Al calcio vanno augurati i Giovanni Simeone. In quello che un giorno sarà ricordato come il Napoli in “direzione ostinata e contraria” l’uomo che meriterà di vedersi riconosciuto come il motto carnale di un’armonia resistente si chiama Giovanni Simeone.

“Il tatuaggio non lo bacio adesso. È una cosa seria. Lo bacerò quando sarà il momento”, “Non è il mio sogno. È il sogno di tutti”, “Osimhen?  È fatto così, bisogna capire com’è fatto, quando non è d’accordo su qualcosa bisogna stargli vicino e tranquillizzarlo”. Sono alcune delle uscite di un ragazzo nato col dono dell’intelligenza. Giovanni Simeone è il centro di un intorno che, se non vuole disunirsi, se vuole continuare ad essere “in direzione ostinata e contraria”, deve avere gli occhi di un argentino arrivato poco dopo che il mondo aveva salutato l’uomo più importante della storia del calcio. 

Non è facile essere Giovanni Simeone.
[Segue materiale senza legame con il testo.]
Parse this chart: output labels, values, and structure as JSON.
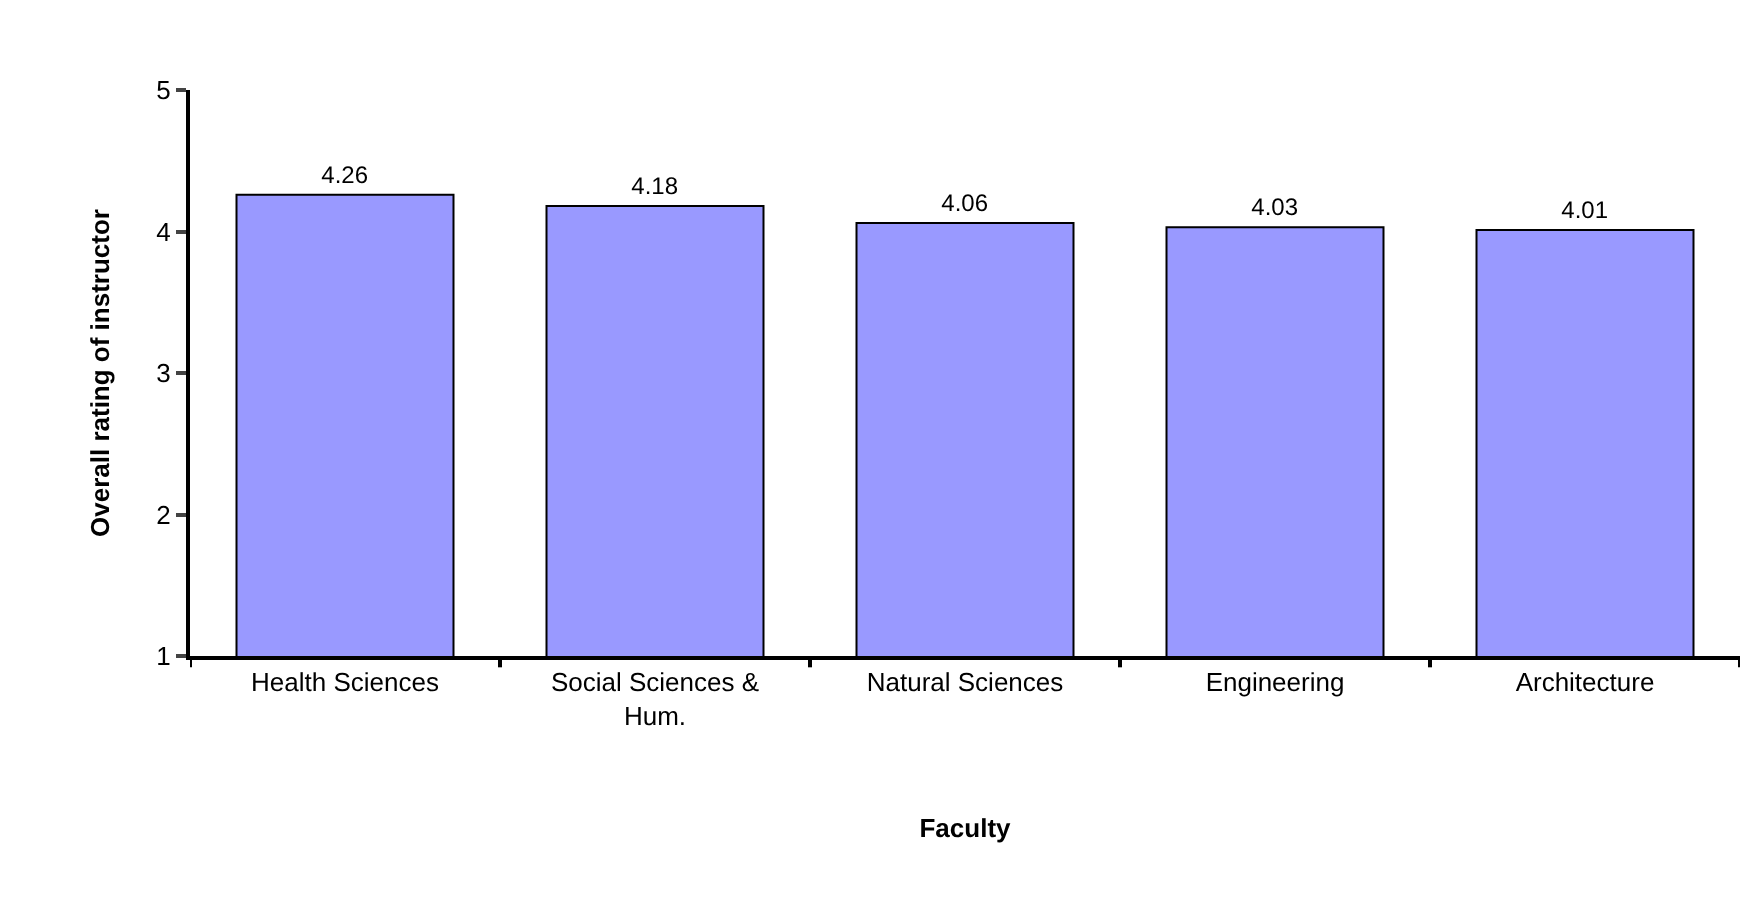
{
  "chart_data": {
    "type": "bar",
    "xlabel": "Faculty",
    "ylabel": "Overall rating of instructor",
    "categories": [
      "Health Sciences",
      "Social Sciences & Hum.",
      "Natural Sciences",
      "Engineering",
      "Architecture"
    ],
    "values": [
      4.26,
      4.18,
      4.06,
      4.03,
      4.01
    ],
    "color": "#9999ff",
    "ylim": [
      1,
      5
    ],
    "yticks": [
      1,
      2,
      3,
      4,
      5
    ],
    "data_labels": true
  }
}
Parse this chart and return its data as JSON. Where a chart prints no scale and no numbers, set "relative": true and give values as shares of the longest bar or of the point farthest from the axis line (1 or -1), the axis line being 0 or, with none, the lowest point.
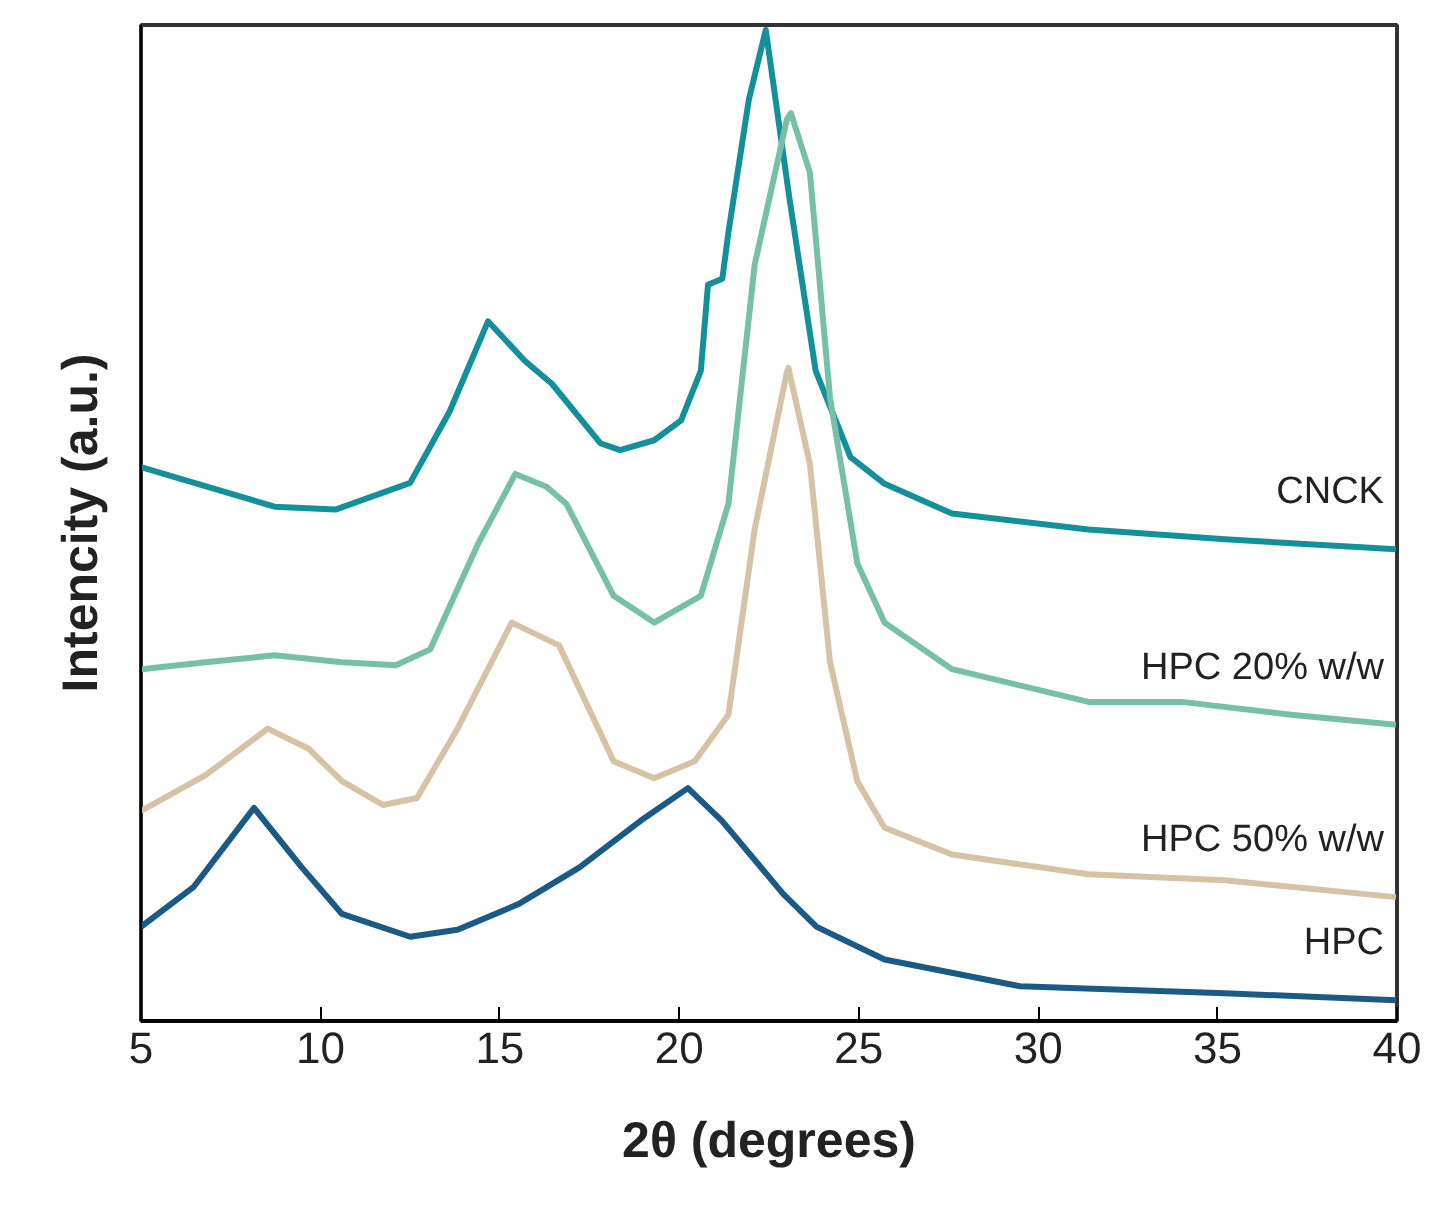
{
  "chart_data": {
    "type": "line",
    "xlabel": "2θ (degrees)",
    "ylabel": "Intencity (a.u.)",
    "relative": true,
    "xlim": [
      5,
      40
    ],
    "xticks": [
      5,
      10,
      15,
      20,
      25,
      30,
      35,
      40
    ],
    "grid": false,
    "legend": false,
    "line_style": "solid",
    "marker": "none",
    "series": [
      {
        "name": "CNCK",
        "color": "#13909a",
        "x": [
          5,
          8.72,
          10.42,
          12.5,
          13.6,
          14.67,
          15.7,
          16.45,
          17.8,
          18.35,
          19.3,
          20.05,
          20.6,
          20.8,
          21.2,
          21.37,
          21.94,
          22.41,
          23.07,
          23.8,
          24.77,
          25.72,
          27.6,
          31.4,
          35.2,
          39.97
        ],
        "values": [
          0.559,
          0.519,
          0.516,
          0.543,
          0.615,
          0.706,
          0.666,
          0.643,
          0.583,
          0.576,
          0.586,
          0.606,
          0.656,
          0.743,
          0.749,
          0.796,
          0.93,
          1.0,
          0.83,
          0.656,
          0.569,
          0.542,
          0.512,
          0.496,
          0.486,
          0.476
        ]
      },
      {
        "name": "HPC 20% w/w",
        "color": "#76c0a8",
        "x": [
          5,
          6.8,
          8.72,
          10.6,
          12.1,
          13.06,
          14.4,
          15.43,
          16.3,
          16.85,
          18.17,
          19.3,
          20.6,
          21.37,
          22.1,
          23.0,
          23.11,
          23.64,
          24.2,
          24.96,
          25.72,
          27.6,
          31.4,
          34.0,
          37.05,
          39.97
        ],
        "values": [
          0.355,
          0.362,
          0.369,
          0.362,
          0.359,
          0.375,
          0.482,
          0.552,
          0.539,
          0.522,
          0.429,
          0.402,
          0.429,
          0.522,
          0.763,
          0.91,
          0.916,
          0.856,
          0.629,
          0.462,
          0.402,
          0.355,
          0.322,
          0.322,
          0.309,
          0.299
        ]
      },
      {
        "name": "HPC 50% w/w",
        "color": "#d5c3a5",
        "x": [
          5,
          6.8,
          8.53,
          9.66,
          10.6,
          11.74,
          12.69,
          13.82,
          15.33,
          16.65,
          18.17,
          19.3,
          20.43,
          21.37,
          22.1,
          23.0,
          23.04,
          23.64,
          24.2,
          24.96,
          25.72,
          27.6,
          31.4,
          35.2,
          39.97
        ],
        "values": [
          0.212,
          0.248,
          0.295,
          0.275,
          0.242,
          0.218,
          0.225,
          0.295,
          0.402,
          0.379,
          0.262,
          0.245,
          0.262,
          0.309,
          0.496,
          0.655,
          0.659,
          0.562,
          0.362,
          0.242,
          0.195,
          0.168,
          0.148,
          0.142,
          0.125
        ]
      },
      {
        "name": "HPC",
        "color": "#1a5a85",
        "x": [
          5,
          6.46,
          8.15,
          9.48,
          10.6,
          12.5,
          13.82,
          15.52,
          17.22,
          18.92,
          20.24,
          21.19,
          22.9,
          23.83,
          25.72,
          29.5,
          35.2,
          39.97
        ],
        "values": [
          0.095,
          0.135,
          0.215,
          0.155,
          0.108,
          0.085,
          0.092,
          0.118,
          0.155,
          0.202,
          0.235,
          0.202,
          0.128,
          0.095,
          0.062,
          0.035,
          0.028,
          0.021
        ]
      }
    ]
  }
}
Non è facile restarsene in panchina tanto tempo nonostante le qualità meritino più spazio. Ma Giovanni Simeone lo spazio e il tempo li ha rielaborati. Lo stupore distillato in una frazione di partita. Quasi sempre pochi minuti a disposizione per lasciare il segno. Spesso riuscendoci. Come i grandi calciatori. 

Giovanni Simeone è Lev Nikolaevič Myškin. Il suo principato è la gioia di pensare. La sua “idiozia” è il bagliore della percezione avversa alle astuzie. Come il personaggio di Dostoevskij, Simeone gode del potere della parola. Come per L’idiota, Simeone non lo riconosci da se stesso, in assenza di tentazioni prossime alla definitività della sua, di parola. Simeone lo contempli per come si relaziona agli altri, per come ne parla, e per come si avvicina alle cose che accadono. Da quando è arrivato a Napoli non ha mai perso occasione di incoraggiare i compagni, di apprezzarli in pubblico, di tifare per loro. Maradona di lui sarebbe fiero.


“A un bambino si può dire tutto, tutto.”

Fedor Dostoevskij, L’idiota


Giovanni Simeone è il volto autentico di quella passione calcistica che non si limita solo a rispettare la sua professionalità, ma pure il suo privilegio. Giovanni Simeone si porta dietro l’arcano della spensieratezza bambina che, al contrario delle visioni a freddo della ragione in pena per la vita anziché in grazia di vita, è il prodigio più vicino alla realtà. La sua è materia sanguigna e sognatrice. Lui conosce il verbo credere.